「父ちゃんと母ちゃんが一生懸命に働いて掛けてきた年金から支払わせてもらうんやから、何も気にすることなんかないよ。」と、私は何度も母に言ったのですが、「子に迷惑かけるぐらいなら死んだ方がマシや。」と、グループホームの部屋で母は泣いていました。その言葉を聞くと私も泣けてきそうになりましたが、他の人もいたのでどうにかポーカーフェイスのままでいられたのでした。
けれども、もしも現在、まだ迷ってらっしゃる方がいらしたら、最寄りの役場内にある地域包括支援センターに相談してみることをお勧めします。そういう私自身、なにをどこへお願いすればいいのかさえはじめは分からず、経験者の友人に尋ねてはみたものの、どうすればいいか分かってからも、なかなか本人が行きたがらないこともあって、ずるずると無駄な時間を過ごしてしまったように思います。
いざ入所してみると、明らかに顔色も良くなり、笑顔を見せるようになった母を見て、これでよかったと思えたので、入れる状況であるならばなるべく早く手続きをするのが良いと感じました。
民間が運営している施設は公営の特別養護老人ホームと比較すると高額なため、一般的な年金だけで全てを賄うということは難しいかもしれません。ましてや、昨今のニュースで虐待事件が伝えられていたり、事前相談するにしてもお役所仕事で落胆する事態になりやしないかとの不安があったのは事実です。
ところが、そうした背景を熟知してらっしゃる役場の地域包括支援センターの方や、施設で働いてらっしゃるケアマネージャー、そして直接世話をしてくださるスタッフの方達どなたもが、実際に接してみると私はすごく善人に見えました。お役所仕事などとんでもないと感じるほど、親身になって相談に乗ってくださいましたし、単なる仕事と割り切っていたのではとても無理だろうと感じるような助けをしてくださいました。

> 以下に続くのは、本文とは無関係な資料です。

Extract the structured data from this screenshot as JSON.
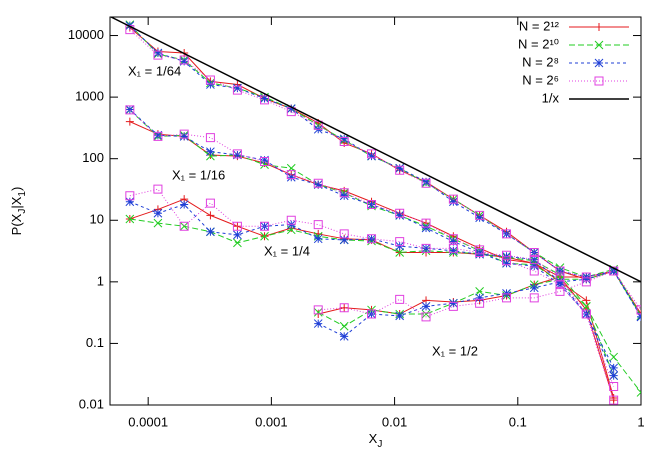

相談しようかやめておこうかと迷ってらっしゃる方がもしいらしたら、すぐにでも連絡してみることを強くお勧めします。絶対に大丈夫という保証などどこにもありませんけれど、すごく良くしてくれるという母の言葉からも感じ取れたし、私自身が一部始終を目にした上でも、本当に心強い助けを得られたと感謝の気持ちでいっぱいになれたからです。